Les deux jeunes femmes revinrent ensemble, repoudrées et recoiffées presque aussi proprement qu’à leur arrivée. Alice en regagnant sa place sur la banquette passa derrière Theo et glissa sur la table un billet. Il le récupéra promptement. Au même moment, le serveur apportait leurs boissons. Le jeune homme profita de la diversion pour déplier le bout de papier sous le couvert de la table. Cependant, il sentit quelque chose lui effleurer la cheville et redressa aussitôt la tête, surpris. Alice trempait ses lèvres dans la liqueur de cerise. Dickie s’inquiétait de savoir si elle appréciait. Elle acquiesça comme si de rien n’était. Theo vit alors ses iris bleus glisser sur le côté pour venir l’épier. La caresse remonta vers son mollet. Elle déposa son verre, et dans un fugace sourire, inclina la tête vers lui, puis elle se retourna en direction d’O’Neill, toujours sérieux, qui évoquait le trafic d’alcool entre Cuba et les États-Unis lors de la précédente décennie. Theo jeta un furtif coup d’œil au billet. Sur le papier décoré de l’empreinte écarlate de lèvres, était inscrit en lettres douces et régulières : « Raccompagnez-moi à mon hôtel et je vous donnerai un baiser. » Theo avala aussitôt une lampée de whisky et se laissa retomber sur le dossier de sa chaise. Le pied d’Alice continuait de monter et de descendre le long de son galbe. Sa jambe s’échauffait, son cœur se grisait sous son effet, la caresse l’enfiévrait de sensualité.
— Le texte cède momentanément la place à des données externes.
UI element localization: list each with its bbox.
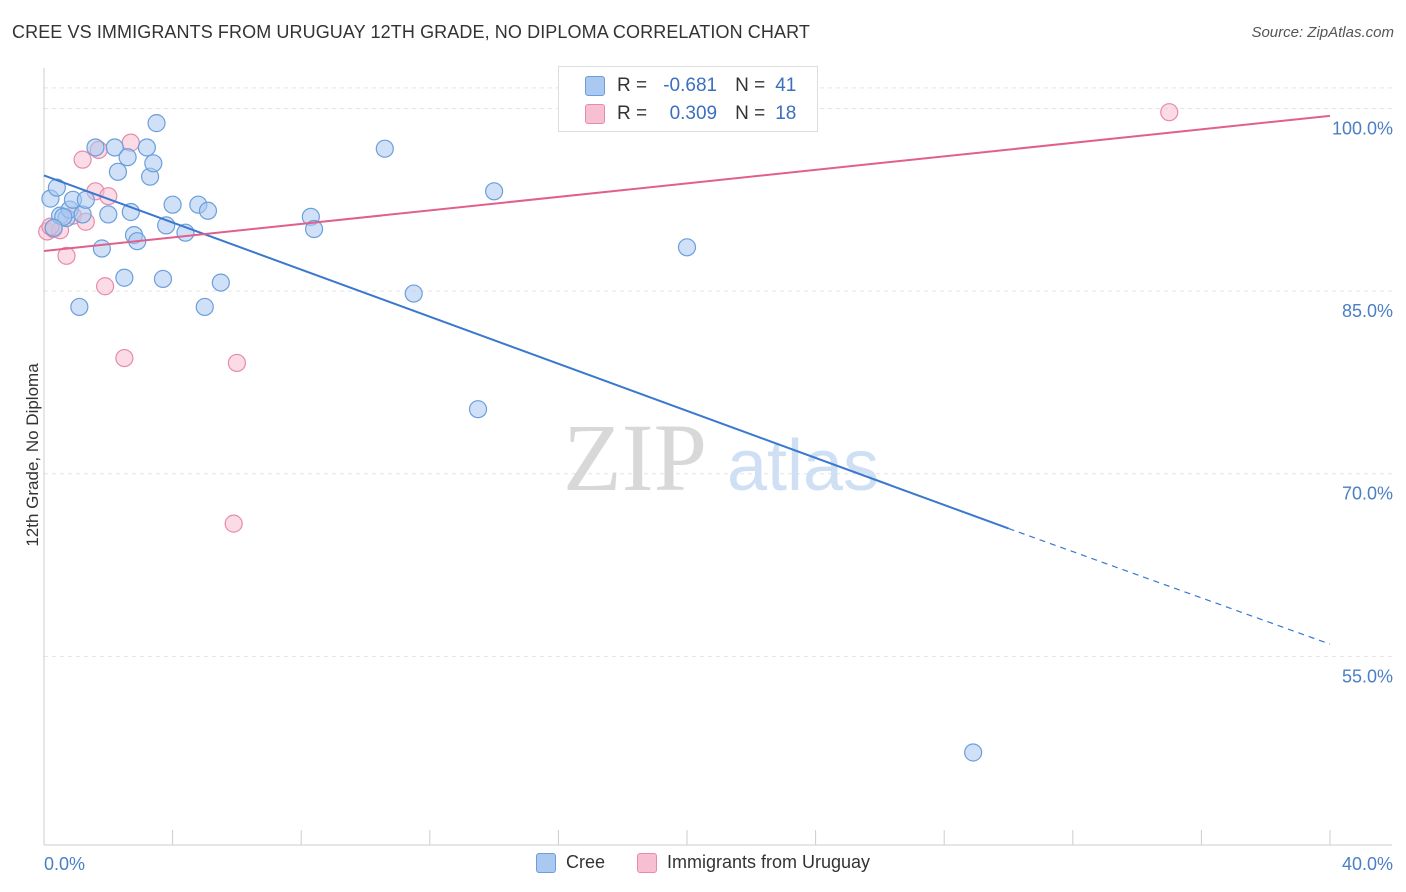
chart-source: Source: ZipAtlas.com — [1251, 24, 1394, 41]
legend-n-label: N = — [735, 75, 766, 96]
legend-n-value-uruguay: 18 — [775, 103, 797, 124]
cree-trend-extension — [1008, 527, 1331, 645]
y-tick-label: 70.0% — [1342, 484, 1393, 504]
series-legend: Cree Immigrants from Uruguay — [0, 852, 1406, 873]
legend-r-value-uruguay: 0.309 — [669, 103, 718, 124]
legend-r-value-cree: -0.681 — [663, 75, 718, 96]
uruguay-trend-line — [43, 114, 1331, 252]
cree-point — [163, 195, 182, 214]
cree-point — [304, 219, 324, 239]
legend-label-uruguay: Immigrants from Uruguay — [666, 852, 871, 872]
legend-swatch-uruguay — [585, 104, 605, 124]
watermark: ZIP atlas — [563, 404, 879, 511]
cree-point — [86, 138, 105, 157]
legend-swatch-uruguay — [636, 852, 657, 873]
legend-swatch-cree — [585, 76, 605, 96]
legend-swatch-cree — [535, 852, 556, 873]
cree-point — [153, 269, 173, 289]
cree-point — [137, 138, 156, 157]
chart-title: CREE VS IMMIGRANTS FROM URUGUAY 12TH GRA… — [12, 22, 810, 42]
axis-layer — [43, 68, 1392, 846]
y-tick-label: 85.0% — [1342, 301, 1393, 321]
cree-point — [211, 273, 230, 292]
uruguay-point — [115, 348, 134, 368]
cree-point — [375, 139, 394, 158]
cree-trend-line — [43, 174, 1009, 530]
uruguay-point — [1160, 103, 1179, 122]
y-axis-title: 12th Grade, No Diploma — [23, 363, 42, 547]
cree-point — [468, 400, 488, 419]
axis-labels: 55.0% 70.0% 85.0% 100.0% 0.0% 40.0% — [44, 119, 1393, 874]
cree-point — [964, 743, 983, 762]
legend-label-cree: Cree — [565, 852, 605, 872]
legend-r-label: R = — [617, 103, 648, 124]
legend-item-uruguay[interactable]: Immigrants from Uruguay — [636, 852, 871, 873]
x-tick-label: 40.0% — [1342, 854, 1393, 874]
legend-row-cree: R = -0.681 N = 41 — [585, 72, 796, 100]
cree-point — [677, 238, 697, 257]
cree-point — [118, 148, 137, 167]
uruguay-point — [227, 353, 246, 373]
trend-lines — [43, 114, 1331, 645]
cree-point — [108, 162, 128, 181]
legend-row-uruguay: R = 0.309 N = 18 — [585, 100, 796, 128]
watermark-atlas: atlas — [727, 426, 879, 506]
legend-r-label: R = — [617, 75, 648, 96]
watermark-zip: ZIP — [563, 404, 707, 511]
y-tick-label: 55.0% — [1342, 666, 1393, 686]
cree-point — [195, 297, 214, 317]
uruguay-point — [224, 514, 243, 533]
legend-item-cree[interactable]: Cree — [535, 852, 605, 873]
uruguay-point — [95, 277, 115, 296]
y-tick-label: 100.0% — [1332, 119, 1393, 139]
cree-point — [44, 218, 63, 237]
cree-point — [144, 154, 163, 173]
cree-point — [404, 284, 423, 303]
grid-layer — [44, 87, 1392, 657]
correlation-legend: R = -0.681 N = 41 R = 0.309 N = 18 — [558, 66, 818, 132]
legend-n-value-cree: 41 — [775, 75, 797, 96]
cree-point — [198, 201, 218, 220]
legend-n-label: N = — [735, 103, 766, 124]
series-cree-points — [41, 114, 983, 762]
cree-point — [70, 297, 89, 317]
uruguay-point — [73, 150, 92, 169]
cree-point — [92, 239, 111, 258]
x-tick-label: 0.0% — [44, 854, 85, 874]
cree-point — [147, 114, 166, 133]
cree-point — [485, 182, 504, 201]
cree-point — [115, 268, 134, 287]
cree-point — [105, 138, 124, 157]
uruguay-point — [57, 246, 76, 265]
cree-point — [99, 205, 118, 224]
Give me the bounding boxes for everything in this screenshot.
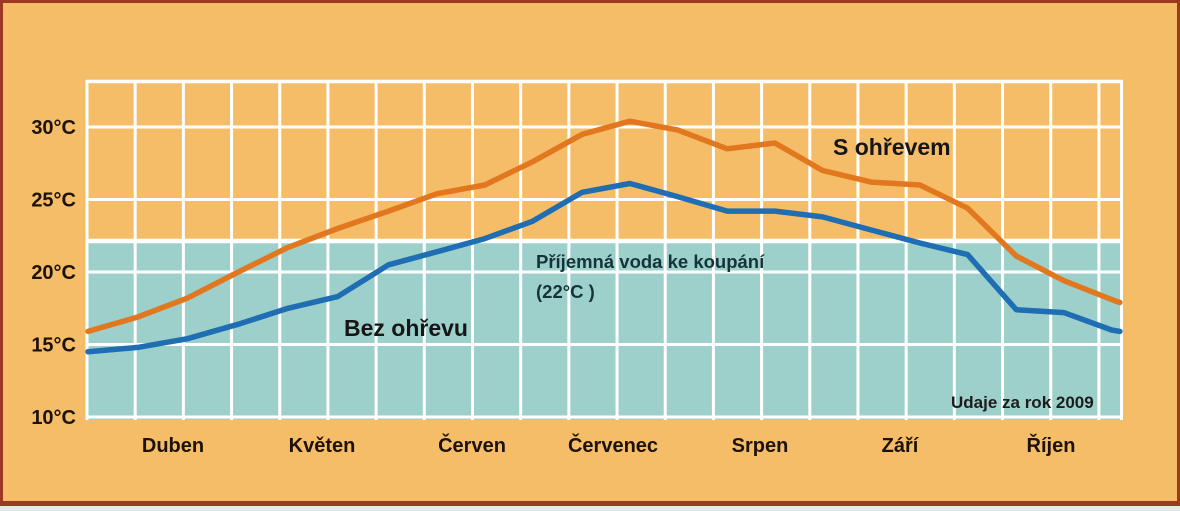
series-layer [85,118,1123,355]
month-label-5: Srpen [732,435,789,457]
series-label-heated: S ohřevem [833,134,951,160]
y-tick-label-30: 30°C [31,117,76,139]
month-label-2: Květen [289,435,356,457]
band-label-line2: (22°C ) [536,281,595,302]
series-line-unheated [85,180,1123,355]
month-label-7: Říjen [1027,433,1076,457]
y-tick-label-15: 15°C [31,335,76,357]
band-label-line1: Příjemná voda ke koupání [536,251,765,272]
series-line-heated [85,118,1123,335]
y-tick-label-10: 10°C [31,407,76,429]
series-label-unheated: Bez ohřevu [344,315,468,341]
month-label-1: Duben [142,435,204,457]
source-note: Udaje za rok 2009 [951,393,1094,412]
month-label-4: Červenec [568,433,658,457]
y-tick-label-25: 25°C [31,190,76,212]
month-label-6: Září [882,435,920,457]
month-label-3: Červen [438,433,506,457]
axis-labels-layer: 30°C 25°C 20°C 15°C 10°C Duben Květen Červen Čer… [31,117,1075,457]
y-tick-label-20: 20°C [31,262,76,284]
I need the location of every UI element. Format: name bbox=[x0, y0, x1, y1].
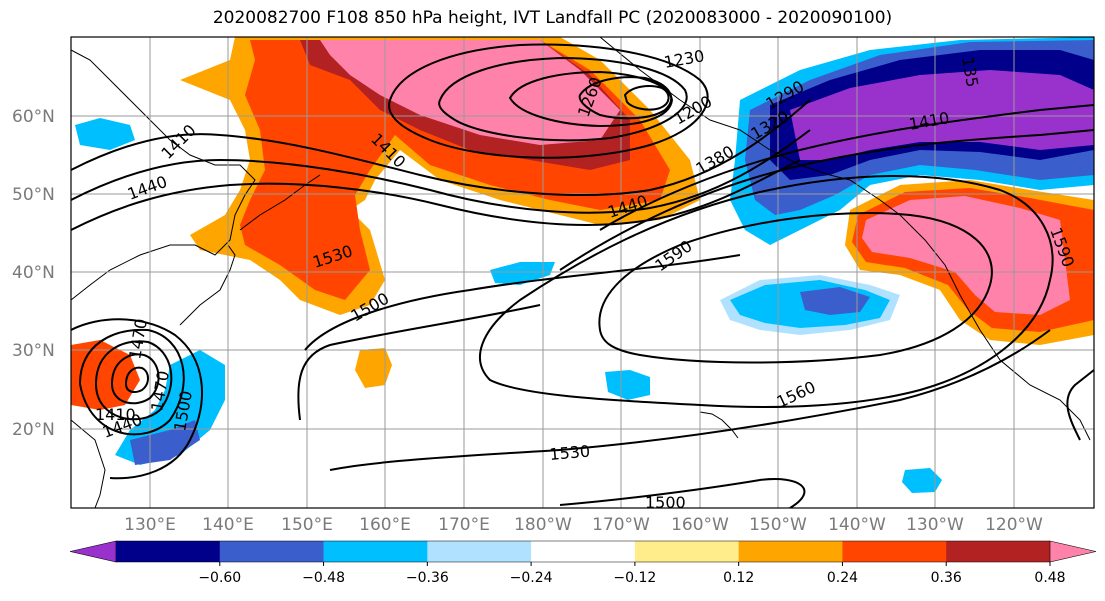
contour-line bbox=[559, 478, 806, 508]
colorbar-segment bbox=[323, 541, 428, 562]
lon-label: 160°E bbox=[359, 515, 411, 535]
lon-label: 160°W bbox=[671, 515, 729, 535]
colorbar-extend-low bbox=[69, 540, 117, 563]
negative-anomaly-region-pacific-max bbox=[800, 287, 870, 315]
contour-line bbox=[78, 328, 185, 436]
colorbar-segment bbox=[219, 541, 325, 562]
lon-label: 150°W bbox=[749, 515, 807, 535]
positive-anomaly-patch bbox=[355, 348, 392, 388]
lat-label: 30°N bbox=[12, 341, 55, 361]
colorbar-segment bbox=[842, 541, 947, 562]
contour-line bbox=[578, 76, 672, 120]
contour-line bbox=[1066, 369, 1094, 441]
colorbar-segment bbox=[531, 541, 636, 562]
coastline-asia bbox=[71, 49, 256, 301]
lon-label: 120°W bbox=[985, 515, 1043, 535]
lat-label: 50°N bbox=[12, 185, 55, 205]
lon-label: 130°W bbox=[906, 515, 964, 535]
colorbar-tick-label: 0.36 bbox=[931, 570, 962, 586]
coastline-philippines bbox=[71, 419, 106, 508]
colorbar-tick-label: −0.48 bbox=[302, 570, 345, 586]
colorbar-segment bbox=[738, 541, 843, 562]
contour-line bbox=[124, 366, 149, 393]
lon-label: 180°W bbox=[514, 515, 572, 535]
lon-label: 140°E bbox=[202, 515, 254, 535]
colorbar-tick-label: −0.24 bbox=[510, 570, 553, 586]
negative-anomaly-region-west-mid bbox=[130, 420, 200, 465]
map-field: 1410 1440 1410 1470 1500 1530 1560 1590 … bbox=[71, 37, 1094, 512]
colorbar: −0.60 −0.48 −0.36 −0.24 −0.12 0.12 0.24 0.36 0.4… bbox=[69, 540, 1097, 586]
contour-line bbox=[71, 129, 811, 214]
contour-line bbox=[71, 159, 801, 231]
colorbar-tick-label: −0.36 bbox=[406, 570, 449, 586]
contour-label: 1410 bbox=[95, 405, 136, 424]
map-title: 2020082700 F108 850 hPa height, IVT Land… bbox=[212, 8, 893, 28]
lat-label: 20°N bbox=[12, 420, 55, 440]
contour-line bbox=[559, 129, 1094, 271]
lon-label: 150°E bbox=[281, 515, 333, 535]
colorbar-segment bbox=[427, 541, 532, 562]
contour-label: 1500 bbox=[645, 493, 686, 512]
negative-anomaly-patch bbox=[902, 468, 942, 493]
colorbar-tick-label: −0.60 bbox=[198, 570, 241, 586]
positive-anomaly-region-west bbox=[71, 340, 140, 410]
latitude-labels: 60°N 50°N 40°N 30°N 20°N bbox=[12, 107, 55, 440]
negative-anomaly-patch bbox=[490, 262, 555, 285]
coastline-japan bbox=[179, 244, 236, 326]
contour-line bbox=[598, 212, 993, 364]
contour-line bbox=[329, 329, 1051, 471]
contour-line bbox=[94, 340, 173, 421]
contour-line bbox=[297, 304, 541, 421]
graticule bbox=[71, 37, 1094, 508]
colorbar-outline bbox=[116, 540, 1050, 563]
contour-line bbox=[599, 104, 1094, 231]
lon-label: 170°W bbox=[592, 515, 650, 535]
colorbar-tick-label: −0.12 bbox=[613, 570, 656, 586]
contour-label: 1530 bbox=[549, 442, 591, 464]
contour-line bbox=[110, 353, 160, 405]
contour-line bbox=[388, 43, 709, 159]
lat-label: 40°N bbox=[12, 263, 55, 283]
colorbar-tick-label: 0.48 bbox=[1034, 570, 1065, 586]
colorbar-segment bbox=[634, 541, 740, 562]
negative-anomaly-patch bbox=[75, 118, 135, 150]
contour-line bbox=[304, 254, 741, 351]
contour-line bbox=[71, 318, 203, 480]
colorbar-extend-high bbox=[1049, 540, 1097, 563]
coastline-hawaii bbox=[699, 411, 739, 439]
lat-label: 60°N bbox=[12, 107, 55, 127]
contour-line bbox=[479, 175, 1054, 409]
lon-label: 170°E bbox=[438, 515, 490, 535]
colorbar-tick-label: 0.24 bbox=[827, 570, 858, 586]
map-frame bbox=[70, 36, 1095, 509]
colorbar-segment bbox=[116, 541, 221, 562]
colorbar-tick-label: 0.12 bbox=[723, 570, 754, 586]
coastline-kamchatka bbox=[239, 174, 321, 231]
positive-anomaly-region-east-max bbox=[862, 196, 1070, 315]
colorbar-segment bbox=[946, 541, 1051, 562]
negative-anomaly-region-canada-max bbox=[790, 70, 1094, 160]
negative-anomaly-patch bbox=[605, 370, 650, 400]
lon-label: 130°E bbox=[124, 515, 176, 535]
contour-line bbox=[71, 99, 811, 196]
contour-line bbox=[623, 85, 670, 111]
lon-label: 140°W bbox=[828, 515, 886, 535]
height-contours bbox=[71, 43, 1094, 508]
contour-line bbox=[438, 56, 688, 142]
longitude-labels: 130°E 140°E 150°E 160°E 170°E 180°W 170°… bbox=[124, 515, 1043, 535]
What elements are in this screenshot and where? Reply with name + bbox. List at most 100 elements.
La soirée s’achevait autour d’une conversation calme, enveloppée des volutes de fumée qui dansaient langoureusement alentour et se dissipaient dans l’atmosphère. Les dernières folies de la fête s’éteignaient une à une comme les myriades scintillantes du firmament aux premières clartés du jour. Seul le cristal de leurs derniers verres brillait encore, étoile du matin dans leur main annonçant la fin de soirée. Mais pour le jeune homme enivré d’alcool, de désirs et de volupté, la nuit n’était pas prête de se terminer. Elle l’emportait dans sa course folle, le charriait toujours plus loin, jusqu’à son inéluctable, mais insondable lendemain. Les lèvres d’Alice sur lesquelles luisaient les traces humides et rutilantes de liqueurs de cerises appelaient, ivres de gourmandise, ses baisers.